Beginning to doubt whether she would ever be able to down a normal job because of her condition, Emily was given a glimmer of hope when Tynedale artist Sue Moffitt, offered her part-time work at her Newton-based Fifiefofum gallery.

Emily said: “Sue was fantastic.

“She taught me, not just about art, but all about running a small business, and became like a mentor to me.

“And she was really understanding about my illness, so when there were periods when I just couldn’t go to work, I would go back when I was feeling better and my job would still be there for me.”

A huge turning point for Emily came when she visited a Christmas craft fair and bought a kit to make a teddy bear as a gift for her sister.

“I looked at it and thought I could make my own pattern like that,” said Emily.

Not content with just teddy bears, Emily soon found herself designing and creating everything from aardvarks to hares out of traditional materials such as mohair and cashmere.

Realising the cost of sourcing the expensive materials couldn’t be covered by selling to family and friends alone, Emily embarked on doing the rounds at local craft fairs and at her first one – Hexham Christmas Market – completely sold out.

From there, Emily’s Ark was born, and with one full-time and one part-time member of staff now working for Emily at her recently-opened workshop in Gateshead, the business is hoping to turnover £30,000 this year.

Emily said: “Something about making the animals just clicked and I found it very easy to think in 3D.

“I’d love to think one day we could become the English Steiff as all our animals are jointed and have glass eyes just the same.”
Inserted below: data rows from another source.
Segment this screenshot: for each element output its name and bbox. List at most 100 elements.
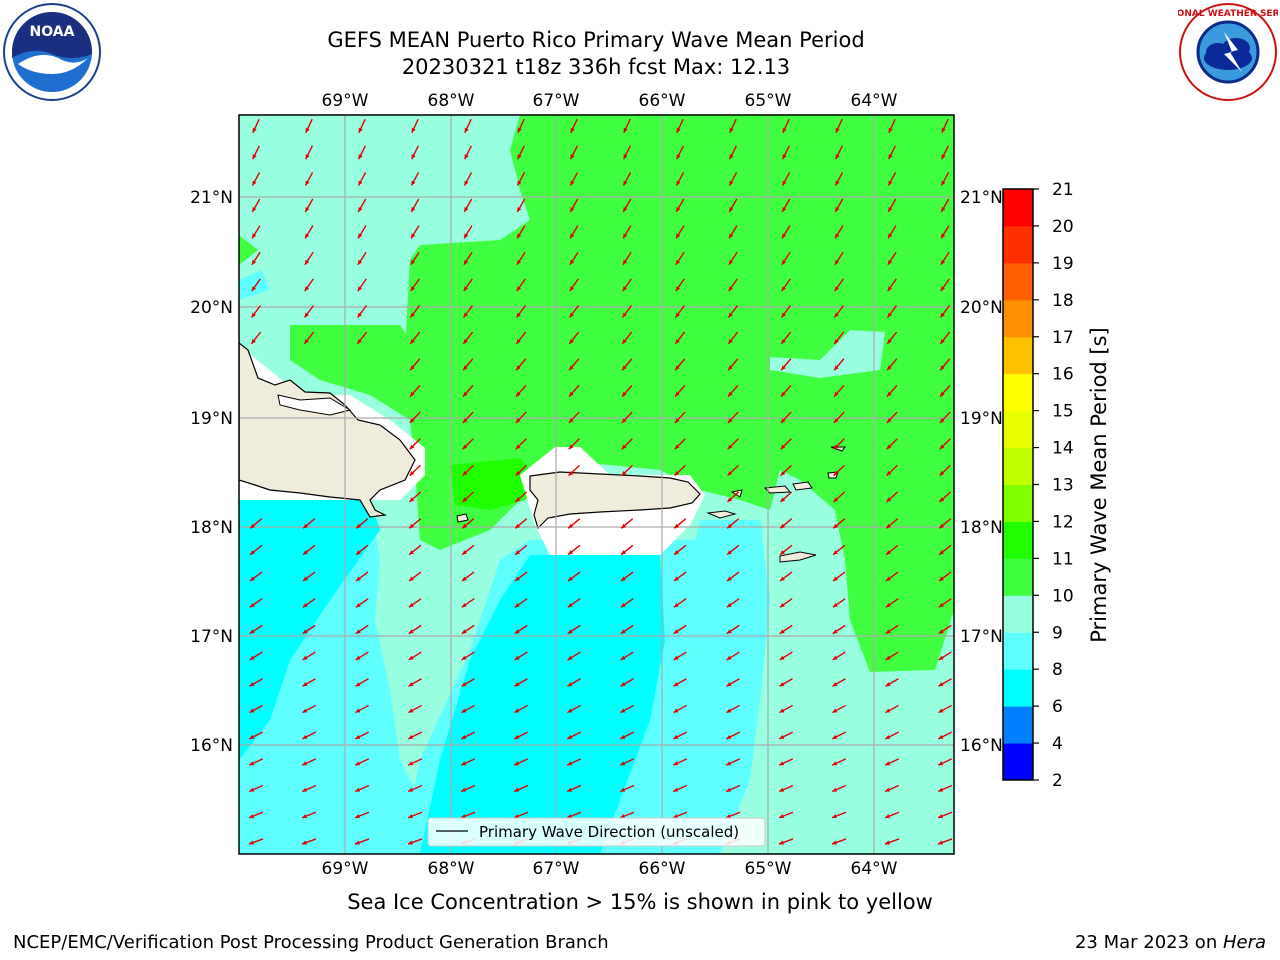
wave-arrow-head: [567, 814, 573, 819]
wave-arrow-head: [939, 470, 945, 476]
wave-arrow-head: [835, 154, 840, 160]
wave-arrow-head: [620, 761, 626, 766]
wave-arrow-head: [835, 233, 840, 239]
wave-arrow-head: [515, 550, 520, 555]
wave-arrow-head: [726, 787, 732, 792]
wave-arrow-head: [832, 734, 838, 739]
wave-arrow-head: [305, 207, 310, 212]
footer-host: Hera: [1222, 932, 1266, 953]
wave-arrow-head: [305, 233, 310, 239]
wave-arrow-head: [620, 682, 626, 687]
wave-arrow-head: [938, 787, 944, 792]
wave-arrow-head: [514, 708, 520, 713]
wave-arrow-head: [620, 734, 626, 739]
wave-arrow-head: [888, 127, 893, 133]
wave-arrow-head: [832, 814, 838, 819]
noaa-logo: NOAA: [3, 3, 101, 101]
wave-arrow-head: [357, 286, 363, 292]
wave-arrow-head: [408, 734, 414, 739]
wave-arrow-head: [726, 602, 732, 608]
wave-arrow-head: [940, 365, 945, 371]
wave-arrow-head: [728, 259, 734, 265]
wave-arrow-head: [567, 761, 573, 766]
footer-credit: NCEP/EMC/Verification Post Processing Pr…: [13, 932, 609, 953]
wave-arrow-head: [249, 708, 255, 713]
wave-arrow-head: [676, 207, 681, 212]
land-vieques: [706, 510, 737, 519]
wave-arrow-head: [884, 840, 890, 845]
lat-label: 16°N: [190, 736, 233, 756]
wave-arrow-head: [780, 497, 786, 502]
wave-arrow-head: [831, 840, 837, 845]
wave-arrow-head: [781, 286, 787, 292]
wave-arrow-head: [938, 602, 944, 608]
wave-arrow-head: [778, 840, 784, 845]
wave-arrow-head: [727, 444, 733, 450]
wave-arrow-head: [463, 259, 469, 265]
wave-arrow-head: [727, 523, 733, 529]
colorbar-tick-label: 18: [1052, 291, 1074, 311]
field-cyan-central: [420, 555, 665, 854]
wave-arrow-head: [409, 497, 415, 502]
wave-arrow-head: [569, 286, 575, 292]
wave-arrow-head: [569, 259, 575, 265]
wave-arrow-head: [517, 233, 522, 239]
wave-arrow-head: [832, 655, 838, 660]
wave-arrow-head: [251, 259, 257, 265]
wave-arrow-head: [252, 233, 257, 239]
wave-arrow-head: [570, 127, 575, 133]
wave-arrow-head: [726, 682, 732, 687]
wave-arrow-head: [516, 391, 521, 397]
wave-arrow-head: [939, 497, 945, 502]
wave-arrow-head: [782, 127, 787, 133]
wave-arrow-head: [834, 365, 839, 371]
wave-arrow-head: [515, 497, 521, 502]
wave-arrow-head: [886, 444, 892, 450]
wave-arrow-head: [938, 655, 944, 660]
wave-arrow-head: [515, 470, 521, 476]
wave-arrow-head: [726, 708, 732, 713]
wave-arrow-head: [886, 523, 892, 529]
colorbar-tick-label: 14: [1052, 439, 1074, 459]
nws-logo: NATIONAL WEATHER SERVICE: [1178, 3, 1278, 101]
wave-arrow-head: [941, 127, 946, 133]
wave-arrow-head: [515, 418, 521, 423]
wave-arrow-head: [249, 602, 255, 608]
colorbar-tick-label: 17: [1052, 328, 1074, 348]
wave-arrow-head: [250, 550, 255, 555]
wave-arrow-head: [834, 339, 839, 344]
colorbar-block: [1003, 669, 1033, 707]
lat-label: 19°N: [960, 409, 1003, 429]
wave-arrow-head: [355, 682, 361, 687]
wave-arrow-head: [620, 787, 626, 792]
wave-arrow-head: [514, 682, 520, 687]
lon-label: 68°W: [428, 91, 475, 111]
wave-arrow-head: [464, 154, 469, 160]
footer-date: 23 Mar 2023 on Hera: [1075, 932, 1266, 953]
wave-arrow-head: [411, 207, 416, 212]
colorbar-blocks: [1003, 189, 1033, 781]
wave-arrow-head: [302, 734, 308, 739]
wave-arrow-head: [673, 655, 679, 660]
wave-arrow-head: [673, 787, 679, 792]
wave-arrow-head: [514, 576, 520, 581]
field-10s: [405, 115, 954, 672]
colorbar-block: [1003, 299, 1033, 338]
wave-arrow-head: [833, 497, 839, 502]
wave-arrow-head: [832, 708, 838, 713]
wave-arrow-head: [357, 339, 362, 344]
lat-label: 19°N: [190, 409, 233, 429]
wave-arrow-head: [517, 207, 522, 212]
wave-arrow-head: [938, 814, 944, 819]
wave-arrow-head: [885, 682, 891, 687]
wave-arrow-head: [728, 339, 733, 344]
wave-arrow-head: [410, 365, 415, 371]
wave-arrow-head: [516, 365, 521, 371]
wave-arrow-head: [515, 444, 521, 450]
wave-arrow-head: [888, 207, 893, 212]
wave-arrow-head: [409, 470, 415, 476]
colorbar-block: [1003, 373, 1033, 412]
colorbar-block: [1003, 336, 1033, 375]
wave-arrow-head: [940, 339, 945, 344]
wave-arrow-head: [302, 787, 308, 792]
Her success to date has earned her recognition as the winner of this year’s Hexham Courant “If we can, you can” challenge and earned her the title of the “face of North East entrepreneurship” for 2011.

She has also been short-listed in the top 100 candidates across the country for this year’s Barclays “Trading Places” awards, the winner of which will be announced in October.

She added: “I’m loving running my own business and have been totally blown away by the response I’ve had.

“If I can run my own business, anyone can.”